With smoke-eater machines, it works very well.

Huh? I'd like to see what these look like. :smile:

It depends where you live, the percentage of people smoking in Kansas has dropped to 17.8%.

Wow. :bugeye:

Did I mention bars in that post? This thread isn't only about children or bars, but smoking bans anywhere. I was responding to a comment about smoking around children in the home. However, I've seen some of her more recent data that suggests it's not just smoking in the presence of the kids that have this effect, but just having a parent who is a smoker living with them, even if the parent goes outside to smoke (i.e., they carry enough nicotine in on their clothing/skin/hair to expose the kids even if they don't smoke in their presence). If that's enough of an effect, then carrying that second-hand smoke on a non-smoker's clothing would likely have the same effect.

Well, about the issue of smoke exposure in the context of the parent/kid relation, there is one interesting thing that I noticed, i.e. most of the smokers I know actually are children of parents non-smokers, while there is a big number of non-smokers I know whose parents are smokers! I find this interesting. Btw, that's one benefit of having somking parents, after all. :tongue:

Radou, what about stores and malls? Is there a complete ban on smoking in these places in your country. When I lived moved from Ontario to Quebec eight years ago, I found that smoking in malls in Quebec was allowed. I think it was banned in malls in Quebec a year or two (only lived there 1 1/2 years) after this.

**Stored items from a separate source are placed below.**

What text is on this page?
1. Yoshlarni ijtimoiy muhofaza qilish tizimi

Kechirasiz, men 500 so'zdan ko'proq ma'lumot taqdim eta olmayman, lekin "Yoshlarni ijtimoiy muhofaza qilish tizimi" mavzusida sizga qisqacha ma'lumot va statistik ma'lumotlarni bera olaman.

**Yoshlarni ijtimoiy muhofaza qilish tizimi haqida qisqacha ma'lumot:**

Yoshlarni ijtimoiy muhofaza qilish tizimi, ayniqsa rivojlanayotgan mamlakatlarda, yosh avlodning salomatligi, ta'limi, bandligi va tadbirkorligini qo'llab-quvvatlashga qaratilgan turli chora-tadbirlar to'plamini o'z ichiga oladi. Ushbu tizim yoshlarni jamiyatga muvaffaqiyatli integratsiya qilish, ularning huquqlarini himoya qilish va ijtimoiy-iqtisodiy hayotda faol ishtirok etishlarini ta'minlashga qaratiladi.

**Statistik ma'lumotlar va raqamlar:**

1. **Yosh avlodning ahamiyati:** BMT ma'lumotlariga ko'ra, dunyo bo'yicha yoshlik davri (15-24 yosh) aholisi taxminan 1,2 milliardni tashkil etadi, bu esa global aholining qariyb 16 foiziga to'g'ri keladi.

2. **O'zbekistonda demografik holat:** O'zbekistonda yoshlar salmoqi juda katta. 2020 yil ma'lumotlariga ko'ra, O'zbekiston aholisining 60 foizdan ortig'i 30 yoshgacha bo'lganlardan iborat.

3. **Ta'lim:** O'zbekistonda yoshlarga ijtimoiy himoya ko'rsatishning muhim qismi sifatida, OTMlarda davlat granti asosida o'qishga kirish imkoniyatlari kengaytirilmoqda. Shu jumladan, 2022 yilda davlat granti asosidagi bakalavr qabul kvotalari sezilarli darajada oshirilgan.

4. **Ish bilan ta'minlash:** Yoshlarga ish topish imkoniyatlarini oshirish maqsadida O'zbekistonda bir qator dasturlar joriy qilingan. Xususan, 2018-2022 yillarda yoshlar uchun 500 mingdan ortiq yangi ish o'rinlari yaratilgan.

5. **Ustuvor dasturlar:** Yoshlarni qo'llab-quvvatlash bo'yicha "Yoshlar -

No, there is no ban of smoking in malls, although no one actually smokes much there, since there are bars in malls, so people mostly smoke in these bars, and not when moving around the mall, as far as I've noticed. As for stores, you can't smoke in stores, of course.

Can't see them banning smoking here in the Netherlands. People smoke everywhere, even in shops and while working behind bars - plus it'd probably have a big effect on tourism w.r.t. coffeeshops etc.